13 août 2010

Le Pen et Gollnisch, "l'Internationale nationaliste"

Le Pen et Gollnisch, "l'Internationale nationaliste"

 
Jean-Marie Le Pen et Bruno Gollnisch sont au Japon. Pas en vacances mais bien en visite à la « première conférence internationale des nationaux, des patriotes, des défenseurs des identités. » Les réjouissances débutent jeudi et se termineront vendredi.

Jean-Marie Le Pen et Bruno Gollnisch Jean-Marie Le Pen et Bruno Gollnisch © SIPA C'est un rassemblement inédit et plutôt étonnant : la première conférence internationale des nationalistes. L'initiative est japonaise et vient de l'organisation d'extrême-droite Issuikai, qui ne compterait pourtant que quelques dizaines de membres.

 Surtout, Issuikai s'oppose à la présence américaine dans l'archipel nippon et prône des théories controversées. Elle estime notamment que l'ampleur du massacre de Nankin est exagérée et doute du « caractère forcé » de la prostitution des « femmes de réconfort », ces 200.000 Asiatiques, essentiellement coréennes qui servirent de « filles à soldats » à l’armée nippone.

« Patriotes de tous les pays, unissez-vous ! »

 L'idée du rassemblement internationale a plu. Plusieurs partis européens, qui comptent, eux, bien plus que quelques dizaines de membres, ont répondu à l'invitation.
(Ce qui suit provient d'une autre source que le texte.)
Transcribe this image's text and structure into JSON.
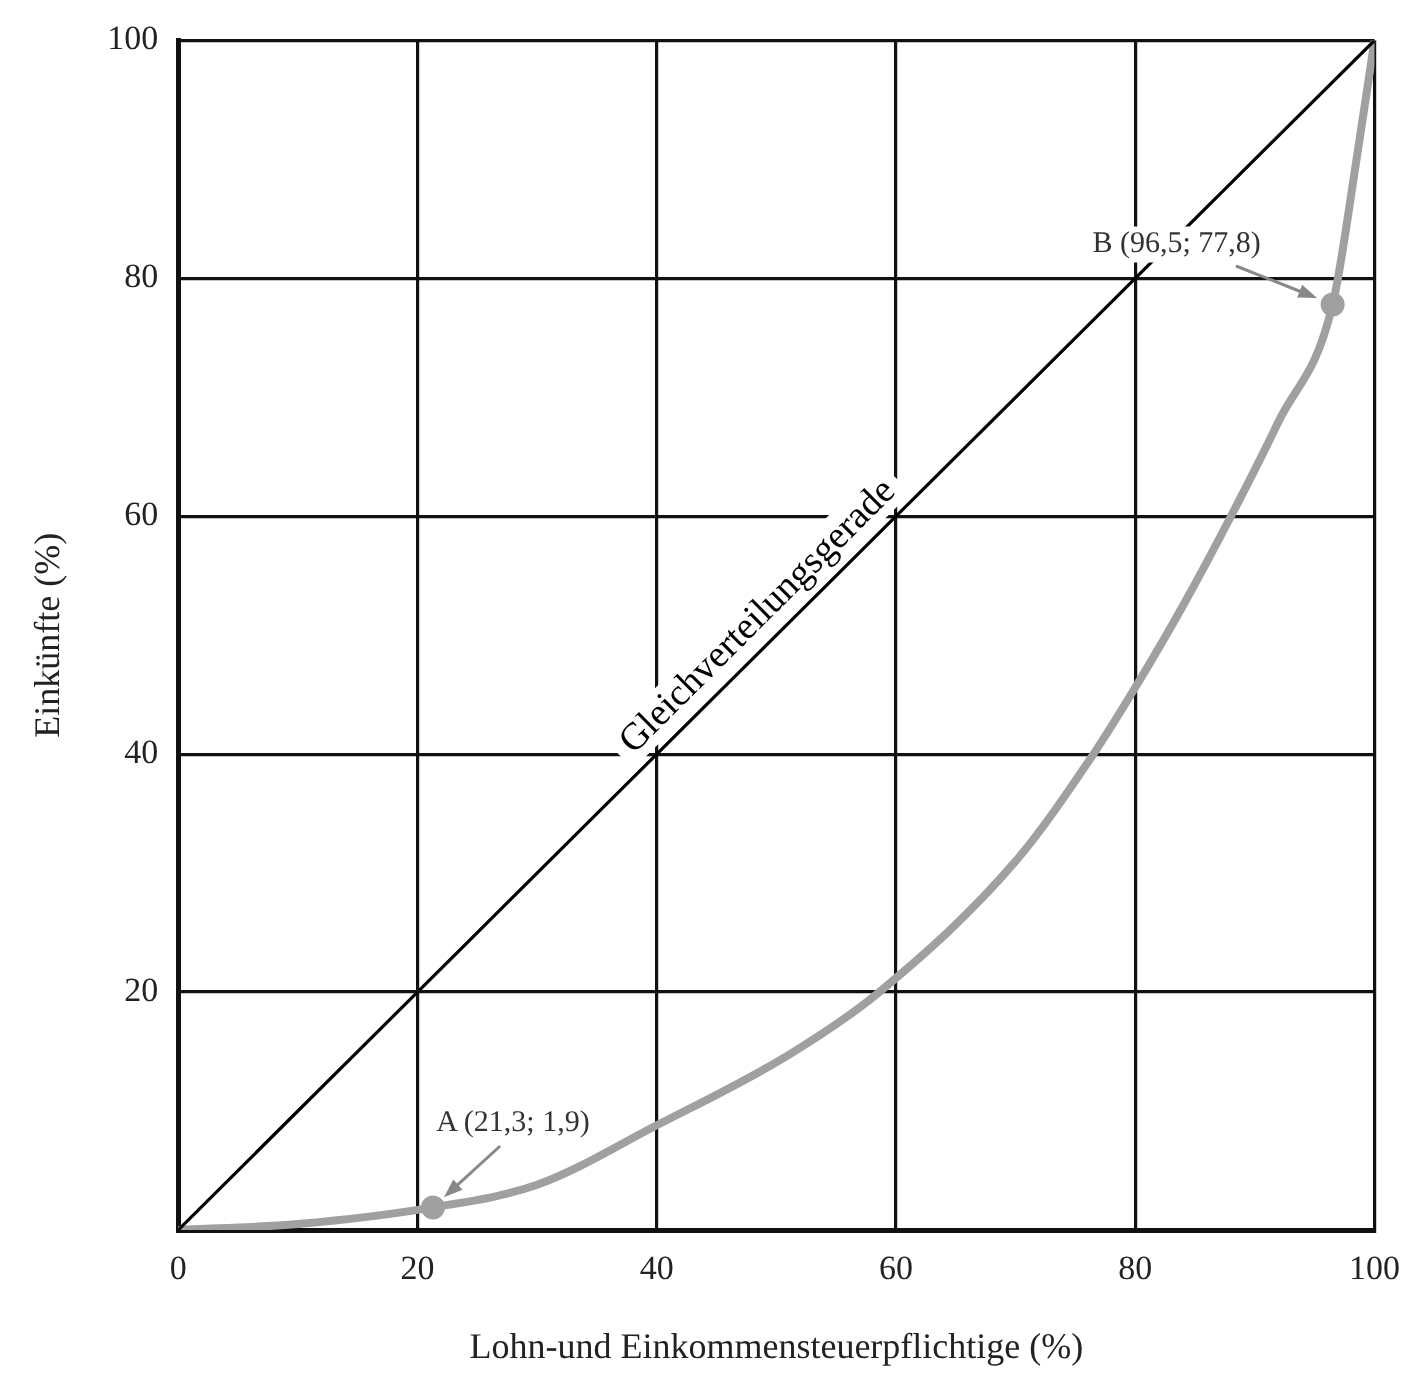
{
  "chart_data": {
    "type": "line",
    "xlabel": "Lohn-und Einkommensteuerpflichtige (%)",
    "ylabel": "Einkünfte (%)",
    "xlim": [
      0,
      100
    ],
    "ylim": [
      0,
      100
    ],
    "xticks": [
      0,
      20,
      40,
      60,
      80,
      100
    ],
    "yticks": [
      {
        "value": 0,
        "label": null
      },
      20,
      40,
      60,
      80,
      100
    ],
    "grid": true,
    "legend": false,
    "series": [
      {
        "name": "Gleichverteilungsgerade",
        "type": "line",
        "color": "#000000",
        "marker": "none",
        "x": [
          0,
          100
        ],
        "values": [
          0,
          100
        ]
      },
      {
        "type": "line",
        "color": "#a0a0a0",
        "marker": "none",
        "x": [
          0,
          10,
          21.3,
          30,
          40,
          51,
          58.6,
          70,
          76.5,
          80,
          84,
          88,
          92,
          96.5,
          98.5,
          100
        ],
        "values": [
          0,
          0.5,
          1.9,
          3.8,
          8.8,
          14.7,
          20,
          31,
          40,
          45.6,
          52.5,
          60,
          68,
          77.8,
          90,
          100
        ]
      },
      {
        "type": "scatter",
        "color": "#a0a0a0",
        "marker": "circle",
        "x": [
          21.3,
          96.5
        ],
        "values": [
          1.9,
          77.8
        ]
      }
    ],
    "annotations": [
      {
        "text": "A (21,3; 1,9)",
        "x": 21.3,
        "y": 1.9
      },
      {
        "text": "B (96,5; 77,8)",
        "x": 96.5,
        "y": 77.8
      }
    ]
  }
}
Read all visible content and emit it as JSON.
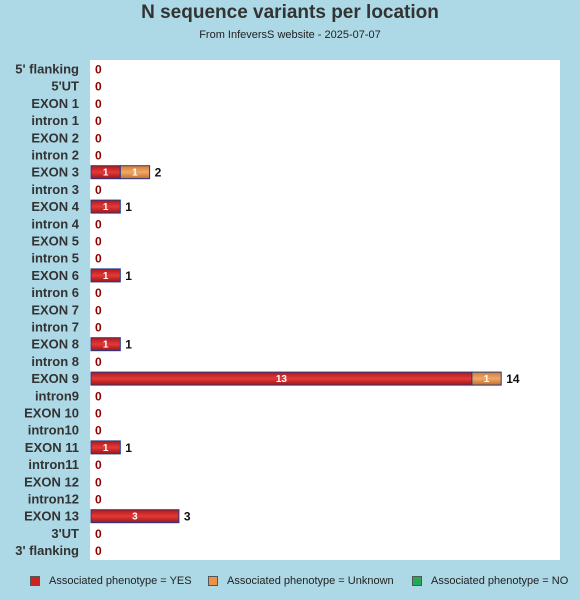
{
  "chart_data": {
    "type": "bar",
    "orientation": "horizontal",
    "stacked": true,
    "title": "N sequence variants per location",
    "subtitle": "From InfeversS website - 2025-07-07",
    "categories": [
      "5' flanking",
      "5'UT",
      "EXON 1",
      "intron 1",
      "EXON 2",
      "intron 2",
      "EXON 3",
      "intron 3",
      "EXON 4",
      "intron 4",
      "EXON 5",
      "intron 5",
      "EXON 6",
      "intron 6",
      "EXON 7",
      "intron 7",
      "EXON 8",
      "intron 8",
      "EXON 9",
      "intron9",
      "EXON 10",
      "intron10",
      "EXON 11",
      "intron11",
      "EXON 12",
      "intron12",
      "EXON 13",
      "3'UT",
      "3' flanking"
    ],
    "series": [
      {
        "name": "Associated phenotype = YES",
        "color": "#cc2222",
        "values": [
          0,
          0,
          0,
          0,
          0,
          0,
          1,
          0,
          1,
          0,
          0,
          0,
          1,
          0,
          0,
          0,
          1,
          0,
          13,
          0,
          0,
          0,
          1,
          0,
          0,
          0,
          3,
          0,
          0
        ]
      },
      {
        "name": "Associated phenotype = Unknown",
        "color": "#e8944a",
        "values": [
          0,
          0,
          0,
          0,
          0,
          0,
          1,
          0,
          0,
          0,
          0,
          0,
          0,
          0,
          0,
          0,
          0,
          0,
          1,
          0,
          0,
          0,
          0,
          0,
          0,
          0,
          0,
          0,
          0
        ]
      },
      {
        "name": "Associated phenotype = NO",
        "color": "#22aa55",
        "values": [
          0,
          0,
          0,
          0,
          0,
          0,
          0,
          0,
          0,
          0,
          0,
          0,
          0,
          0,
          0,
          0,
          0,
          0,
          0,
          0,
          0,
          0,
          0,
          0,
          0,
          0,
          0,
          0,
          0
        ]
      }
    ],
    "totals": [
      0,
      0,
      0,
      0,
      0,
      0,
      2,
      0,
      1,
      0,
      0,
      0,
      1,
      0,
      0,
      0,
      1,
      0,
      14,
      0,
      0,
      0,
      1,
      0,
      0,
      0,
      3,
      0,
      0
    ],
    "xlim": [
      0,
      16
    ],
    "grid": false,
    "legend_position": "bottom"
  }
}
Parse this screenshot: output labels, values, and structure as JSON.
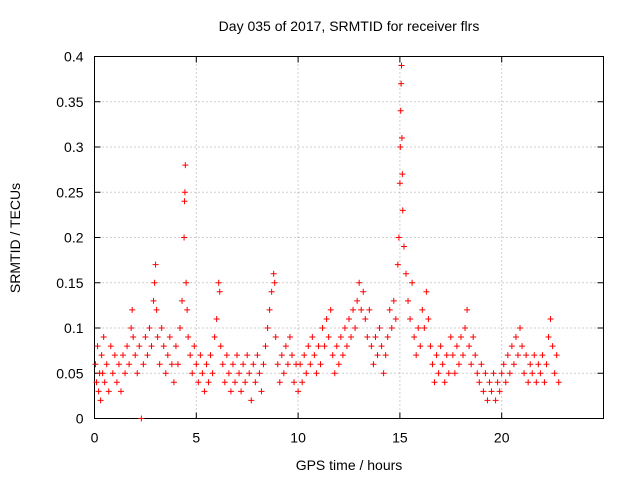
{
  "chart_data": {
    "type": "scatter",
    "title": "Day 035 of 2017, SRMTID for receiver flrs",
    "xlabel": "GPS time / hours",
    "ylabel": "SRMTID / TECUs",
    "xlim": [
      0,
      25
    ],
    "ylim": [
      0,
      0.4
    ],
    "x_ticks": [
      0,
      5,
      10,
      15,
      20
    ],
    "x_tick_labels": [
      "0",
      "5",
      "10",
      "15",
      "20"
    ],
    "y_ticks": [
      0,
      0.05,
      0.1,
      0.15,
      0.2,
      0.25,
      0.3,
      0.35,
      0.4
    ],
    "y_tick_labels": [
      "0",
      "0.05",
      "0.1",
      "0.15",
      "0.2",
      "0.25",
      "0.3",
      "0.35",
      "0.4"
    ],
    "grid": true,
    "marker": "+",
    "color": "#ff0000",
    "series": [
      {
        "name": "SRMTID",
        "points": [
          [
            0.05,
            0.06
          ],
          [
            0.1,
            0.04
          ],
          [
            0.15,
            0.08
          ],
          [
            0.2,
            0.03
          ],
          [
            0.25,
            0.05
          ],
          [
            0.3,
            0.02
          ],
          [
            0.35,
            0.07
          ],
          [
            0.4,
            0.05
          ],
          [
            0.45,
            0.09
          ],
          [
            0.5,
            0.04
          ],
          [
            0.6,
            0.06
          ],
          [
            0.7,
            0.03
          ],
          [
            0.8,
            0.08
          ],
          [
            0.9,
            0.05
          ],
          [
            1.0,
            0.07
          ],
          [
            1.1,
            0.04
          ],
          [
            1.2,
            0.06
          ],
          [
            1.3,
            0.03
          ],
          [
            1.4,
            0.07
          ],
          [
            1.5,
            0.05
          ],
          [
            1.6,
            0.08
          ],
          [
            1.7,
            0.06
          ],
          [
            1.8,
            0.1
          ],
          [
            1.85,
            0.12
          ],
          [
            1.9,
            0.09
          ],
          [
            2.0,
            0.07
          ],
          [
            2.1,
            0.05
          ],
          [
            2.2,
            0.08
          ],
          [
            2.3,
            0.0
          ],
          [
            2.4,
            0.06
          ],
          [
            2.5,
            0.09
          ],
          [
            2.6,
            0.07
          ],
          [
            2.7,
            0.1
          ],
          [
            2.8,
            0.08
          ],
          [
            2.9,
            0.13
          ],
          [
            2.95,
            0.15
          ],
          [
            3.0,
            0.17
          ],
          [
            3.05,
            0.12
          ],
          [
            3.1,
            0.09
          ],
          [
            3.2,
            0.06
          ],
          [
            3.3,
            0.1
          ],
          [
            3.4,
            0.08
          ],
          [
            3.5,
            0.05
          ],
          [
            3.6,
            0.07
          ],
          [
            3.7,
            0.09
          ],
          [
            3.8,
            0.06
          ],
          [
            3.9,
            0.04
          ],
          [
            4.0,
            0.08
          ],
          [
            4.1,
            0.06
          ],
          [
            4.2,
            0.1
          ],
          [
            4.3,
            0.13
          ],
          [
            4.4,
            0.2
          ],
          [
            4.42,
            0.24
          ],
          [
            4.44,
            0.25
          ],
          [
            4.46,
            0.28
          ],
          [
            4.5,
            0.15
          ],
          [
            4.55,
            0.12
          ],
          [
            4.6,
            0.09
          ],
          [
            4.7,
            0.07
          ],
          [
            4.8,
            0.05
          ],
          [
            4.9,
            0.08
          ],
          [
            5.0,
            0.06
          ],
          [
            5.1,
            0.04
          ],
          [
            5.2,
            0.07
          ],
          [
            5.3,
            0.05
          ],
          [
            5.4,
            0.03
          ],
          [
            5.5,
            0.06
          ],
          [
            5.6,
            0.04
          ],
          [
            5.7,
            0.07
          ],
          [
            5.8,
            0.05
          ],
          [
            5.9,
            0.09
          ],
          [
            6.0,
            0.11
          ],
          [
            6.1,
            0.15
          ],
          [
            6.15,
            0.14
          ],
          [
            6.2,
            0.08
          ],
          [
            6.3,
            0.06
          ],
          [
            6.4,
            0.04
          ],
          [
            6.5,
            0.07
          ],
          [
            6.6,
            0.05
          ],
          [
            6.7,
            0.03
          ],
          [
            6.8,
            0.06
          ],
          [
            6.9,
            0.04
          ],
          [
            7.0,
            0.07
          ],
          [
            7.1,
            0.05
          ],
          [
            7.2,
            0.03
          ],
          [
            7.3,
            0.06
          ],
          [
            7.4,
            0.04
          ],
          [
            7.5,
            0.07
          ],
          [
            7.6,
            0.05
          ],
          [
            7.7,
            0.02
          ],
          [
            7.8,
            0.06
          ],
          [
            7.9,
            0.04
          ],
          [
            8.0,
            0.07
          ],
          [
            8.1,
            0.05
          ],
          [
            8.2,
            0.03
          ],
          [
            8.3,
            0.06
          ],
          [
            8.4,
            0.08
          ],
          [
            8.5,
            0.1
          ],
          [
            8.6,
            0.12
          ],
          [
            8.7,
            0.14
          ],
          [
            8.8,
            0.16
          ],
          [
            8.85,
            0.15
          ],
          [
            8.9,
            0.09
          ],
          [
            9.0,
            0.06
          ],
          [
            9.1,
            0.04
          ],
          [
            9.2,
            0.07
          ],
          [
            9.3,
            0.05
          ],
          [
            9.4,
            0.08
          ],
          [
            9.5,
            0.06
          ],
          [
            9.6,
            0.09
          ],
          [
            9.7,
            0.07
          ],
          [
            9.8,
            0.04
          ],
          [
            9.9,
            0.06
          ],
          [
            10.0,
            0.03
          ],
          [
            10.1,
            0.06
          ],
          [
            10.2,
            0.04
          ],
          [
            10.3,
            0.07
          ],
          [
            10.4,
            0.05
          ],
          [
            10.5,
            0.08
          ],
          [
            10.6,
            0.06
          ],
          [
            10.7,
            0.09
          ],
          [
            10.8,
            0.07
          ],
          [
            10.9,
            0.05
          ],
          [
            11.0,
            0.08
          ],
          [
            11.1,
            0.06
          ],
          [
            11.2,
            0.1
          ],
          [
            11.3,
            0.08
          ],
          [
            11.4,
            0.11
          ],
          [
            11.5,
            0.09
          ],
          [
            11.6,
            0.12
          ],
          [
            11.7,
            0.07
          ],
          [
            11.8,
            0.05
          ],
          [
            11.9,
            0.08
          ],
          [
            12.0,
            0.06
          ],
          [
            12.1,
            0.09
          ],
          [
            12.2,
            0.07
          ],
          [
            12.3,
            0.1
          ],
          [
            12.4,
            0.08
          ],
          [
            12.5,
            0.11
          ],
          [
            12.6,
            0.09
          ],
          [
            12.7,
            0.12
          ],
          [
            12.8,
            0.1
          ],
          [
            12.9,
            0.13
          ],
          [
            13.0,
            0.15
          ],
          [
            13.1,
            0.12
          ],
          [
            13.2,
            0.14
          ],
          [
            13.3,
            0.11
          ],
          [
            13.4,
            0.09
          ],
          [
            13.5,
            0.12
          ],
          [
            13.6,
            0.08
          ],
          [
            13.7,
            0.06
          ],
          [
            13.8,
            0.09
          ],
          [
            13.9,
            0.07
          ],
          [
            14.0,
            0.1
          ],
          [
            14.1,
            0.08
          ],
          [
            14.2,
            0.05
          ],
          [
            14.3,
            0.07
          ],
          [
            14.4,
            0.09
          ],
          [
            14.5,
            0.12
          ],
          [
            14.6,
            0.1
          ],
          [
            14.7,
            0.13
          ],
          [
            14.8,
            0.11
          ],
          [
            14.9,
            0.17
          ],
          [
            14.95,
            0.2
          ],
          [
            15.0,
            0.26
          ],
          [
            15.02,
            0.3
          ],
          [
            15.04,
            0.34
          ],
          [
            15.06,
            0.37
          ],
          [
            15.08,
            0.39
          ],
          [
            15.1,
            0.31
          ],
          [
            15.12,
            0.27
          ],
          [
            15.14,
            0.23
          ],
          [
            15.2,
            0.19
          ],
          [
            15.3,
            0.16
          ],
          [
            15.4,
            0.13
          ],
          [
            15.5,
            0.11
          ],
          [
            15.6,
            0.15
          ],
          [
            15.7,
            0.09
          ],
          [
            15.8,
            0.07
          ],
          [
            15.9,
            0.1
          ],
          [
            16.0,
            0.08
          ],
          [
            16.1,
            0.12
          ],
          [
            16.2,
            0.1
          ],
          [
            16.3,
            0.14
          ],
          [
            16.4,
            0.11
          ],
          [
            16.5,
            0.08
          ],
          [
            16.6,
            0.06
          ],
          [
            16.7,
            0.04
          ],
          [
            16.8,
            0.07
          ],
          [
            16.9,
            0.05
          ],
          [
            17.0,
            0.08
          ],
          [
            17.1,
            0.06
          ],
          [
            17.2,
            0.04
          ],
          [
            17.3,
            0.07
          ],
          [
            17.4,
            0.05
          ],
          [
            17.5,
            0.09
          ],
          [
            17.6,
            0.07
          ],
          [
            17.7,
            0.05
          ],
          [
            17.8,
            0.08
          ],
          [
            17.9,
            0.06
          ],
          [
            18.0,
            0.09
          ],
          [
            18.1,
            0.07
          ],
          [
            18.2,
            0.1
          ],
          [
            18.3,
            0.12
          ],
          [
            18.4,
            0.08
          ],
          [
            18.5,
            0.06
          ],
          [
            18.6,
            0.09
          ],
          [
            18.7,
            0.07
          ],
          [
            18.8,
            0.05
          ],
          [
            18.9,
            0.04
          ],
          [
            19.0,
            0.06
          ],
          [
            19.1,
            0.03
          ],
          [
            19.2,
            0.05
          ],
          [
            19.3,
            0.02
          ],
          [
            19.4,
            0.04
          ],
          [
            19.5,
            0.03
          ],
          [
            19.6,
            0.05
          ],
          [
            19.7,
            0.02
          ],
          [
            19.8,
            0.04
          ],
          [
            19.9,
            0.03
          ],
          [
            20.0,
            0.05
          ],
          [
            20.1,
            0.06
          ],
          [
            20.2,
            0.04
          ],
          [
            20.3,
            0.07
          ],
          [
            20.4,
            0.05
          ],
          [
            20.5,
            0.08
          ],
          [
            20.6,
            0.06
          ],
          [
            20.7,
            0.09
          ],
          [
            20.8,
            0.07
          ],
          [
            20.9,
            0.1
          ],
          [
            21.0,
            0.08
          ],
          [
            21.1,
            0.05
          ],
          [
            21.2,
            0.07
          ],
          [
            21.3,
            0.04
          ],
          [
            21.4,
            0.06
          ],
          [
            21.5,
            0.05
          ],
          [
            21.6,
            0.07
          ],
          [
            21.7,
            0.04
          ],
          [
            21.8,
            0.06
          ],
          [
            21.9,
            0.05
          ],
          [
            22.0,
            0.07
          ],
          [
            22.1,
            0.04
          ],
          [
            22.2,
            0.06
          ],
          [
            22.3,
            0.09
          ],
          [
            22.4,
            0.11
          ],
          [
            22.5,
            0.08
          ],
          [
            22.6,
            0.05
          ],
          [
            22.7,
            0.07
          ],
          [
            22.8,
            0.04
          ]
        ]
      }
    ]
  }
}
C'est le cas du British National Party, du FPÖ autrichien, du Vlamms Belang flamand ou encore du Jobbik hongrois, et donc du Front national. Ils plancheront sur des thèmes tels que « les problèmes de l'Union européenne, l'impact de la globalisation sur la souveraineté des Etats, l'identité » ou encore les tentatives de diabolisation de leur action par leurs adversaires. Une déclaration commune devrait être adoptée. L'occasion de mettre en pratique l'une des déclarations de Jean-Marie Le Pen : « Patriotes de tous les pays, unissez-vous ! »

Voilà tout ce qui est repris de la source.